Father and daughter seriously injured in Manchester bombing win case against conspiracy theorist

Two Manchester Arena bombing survivors have won their High Court harassment case against a conspiracy theorist who claimed the terror attack had been staged.
Martin Hibbert (pictured above) was left with a spinal cord injury following the attack in May 2017, while his daughter Eve sustained a catastrophic brain injury.
Former TV producer Richard Hall had produced videos and a book which claimed several of those who died in the event were living abroad or dead before the attack. He told the court he believed that no-one was “genuinely injured” in the bombing.
He also filmed Eve outside her home, claiming that this was in the public interest as a journalist. He believed “millions of people” had “bought a lie” about the attack, there BBC reports.

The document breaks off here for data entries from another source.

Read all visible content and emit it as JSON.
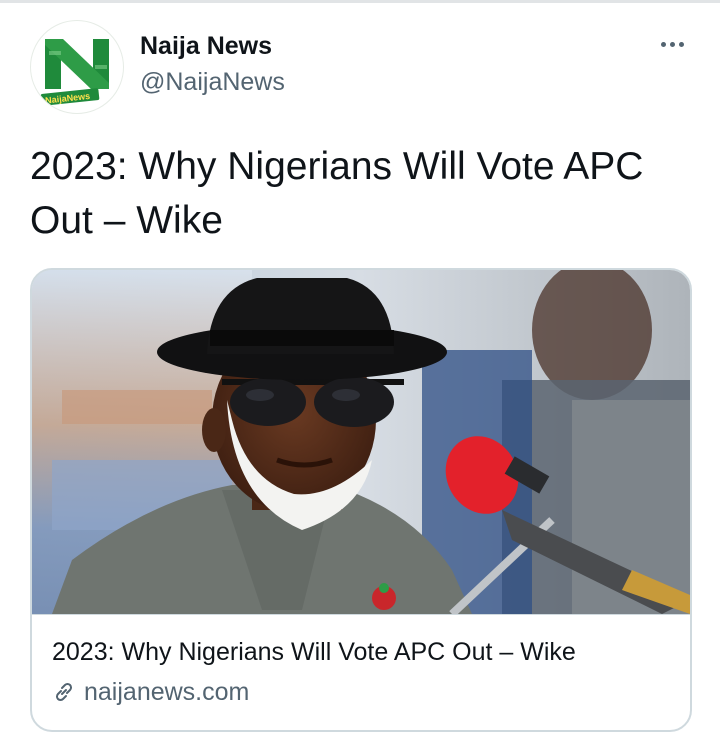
{
  "tweet": {
    "author": {
      "display_name": "Naija News",
      "handle": "@NaijaNews",
      "avatar_logo_text": "NaijaNews"
    },
    "text": "2023: Why Nigerians Will Vote APC Out – Wike",
    "more_icon": "more-horizontal-icon"
  },
  "card": {
    "title": "2023: Why Nigerians Will Vote APC Out – Wike",
    "domain": "naijanews.com",
    "domain_icon": "link-icon",
    "image_description_icon": "news-photo"
  },
  "colors": {
    "brand_green": "#1f8a3b",
    "text_primary": "#0f1419",
    "text_secondary": "#536471",
    "border": "#cfd9de"
  }
}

Twenty-two people were killed and hundreds more injured in the attach perpetrated by Salman Abedi detonated a homemade bomb at an Ariana Grande concert.
Mrs Justice Steyn said the Hibberts had won their harassment claim; but the data protection claim element of the case is not yet decided.
The judge said Hall was “unreflective and insensitive to the level of distress likely to be caused by his persistent attempts to discredit what those who have suffered so tragically in the Attack say about it”.
He “abused media freedom” to publish false allegations based on the “flimsiest of analytical techniques, and dismissing the obvious, tragic reality to which so many ordinary people have attested”.
Mr Hibbert described the ruling as a “comprehensive victory” that he hoped would help “protect others from what we have been put through in the future”.
He said he planned to talk to his legal team following the ruling with the aim of “establishing a new law in Eve’s name”.
“I don’t want to make much more comment until the final terms of the judgment are agreed in terms of settlements, and hopefully an injunction being imposed.”
The judge said there was “powerful evidence that Mr Hall’s course of conduct caused Mr Hibbert to suffer alarm, distress and anxiety”.
The Hibberts’ barrister Jonathan Price said the bomb had changed his clients’ lives “in every conceivable way”.
“They have both suffered life-changing injuries from which they will never recover,” he said.